Digambarkan oleh kritikus film Noel Vera sebagai “salah satu potret visual Manila terbaik yang pernah dibuat” (berkat sinematografi Mike de Leon), film ini menceritakan kisah seorang nelayan muda bernama Julio Madiaga yang pergi ke Manila untuk mencari kekasihnya. mencari , Ligaya Paraiso, di mana ia harus menanggung kemiskinan dan eksploitasi yang ekstrim. Berdasarkan novel Edgardo M. Reyes dan diadaptasi untuk layar oleh Clodualdo Del Mundo Jr., Maynila menunjukkan kontras yang mencolok antara kenyataan pahit masyarakat Filipina dan “Masyarakat Baru” rezim Marcos.

Cina (1976)

Baru-baru ini saya mengetahui bahwa “Insiang” adalah film pertama yang pengambilan gambarnya dilakukan di daerah kumuh Tondo, Manila, selain menjadi film Filipina pertama yang diputar di Cannes. Ini mengikuti kisah seorang wanita muda (diperankan oleh Hilda Coronel) yang menemukan dirinya dalam situasi yang menyedihkan ketika kekasih ibunya memperkosanya dan menekannya untuk membalas dendam. Film yang awalnya dilarang oleh Imelda Marcos karena penggambaran jujurnya tentang kemiskinan perkotaan berbeda dengan citra yang ingin mereka jual kepada dunia, meledakkan mitos bahwa era Marcos adalah “Zaman Keemasan” bagi Filipina.

Bona (1980)

Dengan gelar internasional Obsesi, melodrama ini berpusat pada karakter utama, Bona, yang diperankan oleh Nora Aunor, sebagai seorang remaja yang putus sekolah untuk mengejar ketertarikannya pada pemain film, hanya untuk diperlakukan seperti budak. Brocka dengan cemerlang menghubungkan obsesi terhadap bintang film dan fanatisme agama di Filipina, yang dapat disamakan dengan penyembahan berhala buta dari Pendukung Diehard Duterte (DDS) dan loyalis Marcos. Seperti film klasiknya yang lain, film ini berlatarkan komunitas perkotaan yang tertekan dan menggambarkan kondisi kehidupan yang buruk selama tahun-tahun Darurat Militer.

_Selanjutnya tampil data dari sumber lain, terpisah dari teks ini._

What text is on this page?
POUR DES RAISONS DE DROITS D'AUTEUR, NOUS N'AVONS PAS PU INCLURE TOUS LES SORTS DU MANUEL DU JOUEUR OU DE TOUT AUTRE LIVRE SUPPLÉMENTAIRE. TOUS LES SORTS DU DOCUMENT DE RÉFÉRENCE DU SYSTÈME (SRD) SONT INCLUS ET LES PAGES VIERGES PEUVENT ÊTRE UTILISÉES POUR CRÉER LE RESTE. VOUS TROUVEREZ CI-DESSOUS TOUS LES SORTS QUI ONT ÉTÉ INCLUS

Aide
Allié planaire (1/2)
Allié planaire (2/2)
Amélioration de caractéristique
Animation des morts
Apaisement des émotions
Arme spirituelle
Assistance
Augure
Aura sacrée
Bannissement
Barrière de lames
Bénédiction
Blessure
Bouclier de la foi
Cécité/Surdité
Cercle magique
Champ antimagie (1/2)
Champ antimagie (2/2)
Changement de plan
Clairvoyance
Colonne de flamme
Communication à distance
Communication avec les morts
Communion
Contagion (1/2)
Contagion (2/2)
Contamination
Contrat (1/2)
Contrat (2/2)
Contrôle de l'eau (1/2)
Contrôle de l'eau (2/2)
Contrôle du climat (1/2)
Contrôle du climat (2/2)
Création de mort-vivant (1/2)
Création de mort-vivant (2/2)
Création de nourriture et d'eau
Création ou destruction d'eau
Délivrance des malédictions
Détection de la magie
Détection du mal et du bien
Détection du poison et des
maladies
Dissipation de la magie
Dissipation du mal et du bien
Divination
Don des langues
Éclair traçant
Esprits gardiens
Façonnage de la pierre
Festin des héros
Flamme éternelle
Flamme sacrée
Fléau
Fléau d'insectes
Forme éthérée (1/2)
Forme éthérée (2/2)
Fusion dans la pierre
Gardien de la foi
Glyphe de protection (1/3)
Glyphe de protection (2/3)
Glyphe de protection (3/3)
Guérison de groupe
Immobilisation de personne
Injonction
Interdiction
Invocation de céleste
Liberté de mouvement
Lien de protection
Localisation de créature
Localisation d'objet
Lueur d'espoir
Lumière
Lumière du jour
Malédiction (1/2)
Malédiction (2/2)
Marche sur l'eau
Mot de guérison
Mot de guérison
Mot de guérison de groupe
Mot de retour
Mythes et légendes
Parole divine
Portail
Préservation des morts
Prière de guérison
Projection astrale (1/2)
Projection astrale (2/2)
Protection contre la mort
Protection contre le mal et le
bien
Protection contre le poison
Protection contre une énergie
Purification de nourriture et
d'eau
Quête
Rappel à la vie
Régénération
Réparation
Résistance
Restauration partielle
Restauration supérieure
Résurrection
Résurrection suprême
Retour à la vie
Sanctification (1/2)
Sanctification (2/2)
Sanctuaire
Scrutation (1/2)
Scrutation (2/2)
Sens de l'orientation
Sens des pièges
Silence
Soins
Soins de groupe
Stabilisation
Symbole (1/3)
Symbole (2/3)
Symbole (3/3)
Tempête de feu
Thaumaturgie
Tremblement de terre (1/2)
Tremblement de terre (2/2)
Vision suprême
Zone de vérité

Kota saya: dekat Patalim (1984)

Salah satu film Brocka yang paling kuat, film ini menggambarkan perjuangan seorang buruh yang didorong ke tembok oleh sistem kapitalis jahat. Dilarang setelah dirilis, Brocka harus menyelundupkan film tersebut ke Festival Film Cannes di Prancis di mana film tersebut dinominasikan untuk Palme D’Or yang bergengsi. Namun yang lebih penting, hal ini menarik perhatian internasional terhadap situasi hak asasi manusia dan penderitaan masyarakat miskin di negara tersebut di bawah kediktatoran Marcos.

Doakan kami (1989)

Jose F. Lacaba menulis film thriller politik kontroversial ini, yang dilarang oleh Presiden Corazon Aquino pada awal peluncurannya. Berdasarkan peristiwa nyata, film ini mengeksplorasi realitas mengerikan dari kelompok paramiliter anti-komunis yang digunakan oleh negara untuk meneror masyarakat di pedesaan. Meskipun film ini terutama membahas pelanggaran hak asasi manusia di bawah pemerintahan Aquino, seperti yang diungkapkan Brocka sendiri, film ini mengingatkan kita akan kengerian Darurat Militer yang sedang berlangsung dan perlunya menolaknya. – Rappler.com

Daniel Aloc adalah lulusan Ilmu Politik dari Adamson University. Dia adalah anggota Liga Pelajar Filipina dan berprofesi sebagai analis senior.